Published on Wednesday, December 8, 1999
Piracy erodes hi-tech dream
Copyright theft remains serious and could threaten plans
to make the SAR a technology hub, an alliance of
software publishers warned yesterday.
While the Business Software Alliance expects the piracy
rate to dip below last year's level, it expected the
percentage to remain high.
A study by the alliance found the piracy rate had
improved from 67 per cent in 1997 to 59 per cent last
year when a loss of US$88.6 million (HK$686 million) to
legitimate software publishers was recorded.
The vice-president of the alliance, Tom Robertson, said:
"Fifty-nine per cent is very inconsistent with the aim of
the Hong Kong Government to build a technology
"Fifty-nine per cent simply cannot sustain a strong
development of a software industry."
The alliance's Hong Kong chairman, Howard Digby,
added: "If Hong Kong is to become a regional centre for
technology, an environment must be built in which
intellectual property is respected."
Mr Robertson said improved anti-piracy efforts were
needed to reduce the piracy rate to a level similar to that
in the United States, where a rate of 25 per cent was
recorded last year.
Vietnam topped last year's Asia-Pacific list with a piracy
rate of 97 per cent, followed by China's 95 per cent.

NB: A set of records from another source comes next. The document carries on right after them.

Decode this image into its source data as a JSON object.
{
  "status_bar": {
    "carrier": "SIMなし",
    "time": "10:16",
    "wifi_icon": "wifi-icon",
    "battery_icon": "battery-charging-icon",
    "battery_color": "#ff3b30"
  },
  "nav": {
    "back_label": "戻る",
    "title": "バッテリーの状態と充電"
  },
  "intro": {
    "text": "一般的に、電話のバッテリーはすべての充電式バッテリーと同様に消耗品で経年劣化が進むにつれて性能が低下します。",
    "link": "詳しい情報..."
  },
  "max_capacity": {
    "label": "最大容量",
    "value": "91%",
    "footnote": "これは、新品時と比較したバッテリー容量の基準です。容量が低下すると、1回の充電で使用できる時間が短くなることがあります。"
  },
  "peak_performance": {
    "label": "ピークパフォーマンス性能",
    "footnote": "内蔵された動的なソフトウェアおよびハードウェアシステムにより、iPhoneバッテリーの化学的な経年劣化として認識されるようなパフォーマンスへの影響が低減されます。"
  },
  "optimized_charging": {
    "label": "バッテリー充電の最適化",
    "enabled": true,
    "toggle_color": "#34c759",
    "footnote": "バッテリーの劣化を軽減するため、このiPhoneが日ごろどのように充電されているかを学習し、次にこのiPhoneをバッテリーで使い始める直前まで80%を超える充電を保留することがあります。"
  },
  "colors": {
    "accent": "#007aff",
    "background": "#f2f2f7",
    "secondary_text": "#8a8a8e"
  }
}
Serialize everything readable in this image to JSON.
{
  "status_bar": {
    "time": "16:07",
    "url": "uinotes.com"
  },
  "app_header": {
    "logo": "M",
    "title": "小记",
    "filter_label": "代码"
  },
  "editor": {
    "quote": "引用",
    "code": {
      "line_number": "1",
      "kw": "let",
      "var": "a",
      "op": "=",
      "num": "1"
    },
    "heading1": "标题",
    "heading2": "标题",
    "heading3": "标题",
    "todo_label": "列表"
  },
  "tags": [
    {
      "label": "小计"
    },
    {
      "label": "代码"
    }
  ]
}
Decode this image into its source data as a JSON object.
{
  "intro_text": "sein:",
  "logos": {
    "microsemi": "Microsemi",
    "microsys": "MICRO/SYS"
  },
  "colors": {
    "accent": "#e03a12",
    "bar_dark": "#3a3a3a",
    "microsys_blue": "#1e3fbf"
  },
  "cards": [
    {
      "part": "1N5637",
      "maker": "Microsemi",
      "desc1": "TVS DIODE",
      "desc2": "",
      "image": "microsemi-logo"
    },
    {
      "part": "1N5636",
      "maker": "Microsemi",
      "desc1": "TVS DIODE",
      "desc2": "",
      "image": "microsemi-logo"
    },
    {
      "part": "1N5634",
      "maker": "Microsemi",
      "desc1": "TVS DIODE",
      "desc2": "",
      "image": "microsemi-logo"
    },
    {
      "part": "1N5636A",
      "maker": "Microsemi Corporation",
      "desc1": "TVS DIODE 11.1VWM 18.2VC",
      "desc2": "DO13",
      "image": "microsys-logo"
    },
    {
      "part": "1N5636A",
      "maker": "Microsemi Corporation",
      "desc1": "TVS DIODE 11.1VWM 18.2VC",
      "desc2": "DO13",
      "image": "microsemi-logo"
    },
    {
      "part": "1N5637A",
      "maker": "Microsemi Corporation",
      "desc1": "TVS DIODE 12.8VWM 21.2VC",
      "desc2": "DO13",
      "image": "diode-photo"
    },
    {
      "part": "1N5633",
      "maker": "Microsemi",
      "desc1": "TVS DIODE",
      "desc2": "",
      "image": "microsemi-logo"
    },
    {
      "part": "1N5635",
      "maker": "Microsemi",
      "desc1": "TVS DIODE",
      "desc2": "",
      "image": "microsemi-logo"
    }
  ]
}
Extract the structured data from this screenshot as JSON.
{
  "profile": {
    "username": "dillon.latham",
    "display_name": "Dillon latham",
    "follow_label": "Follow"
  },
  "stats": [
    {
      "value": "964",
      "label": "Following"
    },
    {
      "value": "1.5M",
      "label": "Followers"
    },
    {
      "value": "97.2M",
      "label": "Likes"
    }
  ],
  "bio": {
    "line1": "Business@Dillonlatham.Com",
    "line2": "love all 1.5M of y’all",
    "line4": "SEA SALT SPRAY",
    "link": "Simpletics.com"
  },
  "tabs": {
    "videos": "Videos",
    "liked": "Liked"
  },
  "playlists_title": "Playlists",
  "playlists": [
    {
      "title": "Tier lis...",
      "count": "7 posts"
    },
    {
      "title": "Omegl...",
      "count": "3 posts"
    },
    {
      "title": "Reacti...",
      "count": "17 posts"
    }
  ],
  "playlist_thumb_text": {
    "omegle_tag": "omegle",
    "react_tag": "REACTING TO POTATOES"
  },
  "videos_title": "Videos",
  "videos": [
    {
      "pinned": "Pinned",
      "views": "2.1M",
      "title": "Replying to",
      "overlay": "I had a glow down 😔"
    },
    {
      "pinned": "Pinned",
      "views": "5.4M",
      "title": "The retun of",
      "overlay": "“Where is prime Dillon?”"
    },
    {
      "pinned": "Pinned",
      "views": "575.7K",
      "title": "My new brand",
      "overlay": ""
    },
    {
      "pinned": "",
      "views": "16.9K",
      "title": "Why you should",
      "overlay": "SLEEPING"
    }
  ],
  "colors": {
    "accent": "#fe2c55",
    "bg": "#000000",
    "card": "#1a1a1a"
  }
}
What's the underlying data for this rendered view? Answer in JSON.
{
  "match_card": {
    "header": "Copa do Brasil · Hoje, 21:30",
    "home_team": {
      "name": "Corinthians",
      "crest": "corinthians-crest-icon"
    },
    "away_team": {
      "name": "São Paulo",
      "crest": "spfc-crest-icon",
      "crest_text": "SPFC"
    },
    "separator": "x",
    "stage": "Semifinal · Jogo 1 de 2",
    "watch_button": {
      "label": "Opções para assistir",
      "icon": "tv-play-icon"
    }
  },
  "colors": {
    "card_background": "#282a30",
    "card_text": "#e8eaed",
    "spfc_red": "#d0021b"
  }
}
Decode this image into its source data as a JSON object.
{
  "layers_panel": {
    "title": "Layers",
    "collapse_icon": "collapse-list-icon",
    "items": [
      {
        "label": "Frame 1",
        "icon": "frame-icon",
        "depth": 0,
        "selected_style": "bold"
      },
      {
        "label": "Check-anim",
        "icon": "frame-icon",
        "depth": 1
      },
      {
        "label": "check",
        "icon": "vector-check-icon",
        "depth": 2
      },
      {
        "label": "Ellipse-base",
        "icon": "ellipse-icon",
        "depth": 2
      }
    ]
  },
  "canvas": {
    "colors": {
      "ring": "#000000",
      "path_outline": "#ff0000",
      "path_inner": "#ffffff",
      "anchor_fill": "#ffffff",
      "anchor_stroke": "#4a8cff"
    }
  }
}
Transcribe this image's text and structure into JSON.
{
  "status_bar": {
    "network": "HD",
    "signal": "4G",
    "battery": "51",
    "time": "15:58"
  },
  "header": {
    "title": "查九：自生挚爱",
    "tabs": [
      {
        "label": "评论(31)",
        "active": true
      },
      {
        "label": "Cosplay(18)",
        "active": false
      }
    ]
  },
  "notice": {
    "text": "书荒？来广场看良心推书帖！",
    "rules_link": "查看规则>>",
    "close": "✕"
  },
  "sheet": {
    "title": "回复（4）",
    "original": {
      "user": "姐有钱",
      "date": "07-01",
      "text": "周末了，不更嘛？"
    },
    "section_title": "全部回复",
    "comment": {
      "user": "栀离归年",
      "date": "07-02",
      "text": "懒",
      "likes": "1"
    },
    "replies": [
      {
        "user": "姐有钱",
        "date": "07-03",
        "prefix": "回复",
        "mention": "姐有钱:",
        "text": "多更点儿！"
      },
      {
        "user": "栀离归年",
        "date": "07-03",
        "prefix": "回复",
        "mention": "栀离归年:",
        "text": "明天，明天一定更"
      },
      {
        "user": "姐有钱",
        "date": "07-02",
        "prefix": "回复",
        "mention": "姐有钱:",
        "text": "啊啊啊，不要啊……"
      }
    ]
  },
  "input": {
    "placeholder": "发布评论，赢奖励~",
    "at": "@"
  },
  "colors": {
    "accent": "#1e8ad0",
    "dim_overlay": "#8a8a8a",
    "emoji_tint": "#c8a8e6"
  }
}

Japan had the lowest rate in the region with 31 per cent.
Commissioner of Customs and Excise John Tsang
Chun-wah has said piracy was under control, but Mr
Robertson said improvements had been made mainly in
the optical discs industry.
Mr Robertson said there was still a long way to go before
software piracy was brought under control, especially
illegitimate use of software by companies.
He said unauthorised software use in offices accounted
for half of the US$11 billion loss worldwide last year.
"Some companies know they're using illegal software but
they are doing it anyway," he said.
The alliance resolved software infringement claims
against 35 SAR companies during the past year with
settlements amounting to more than $7.6 million.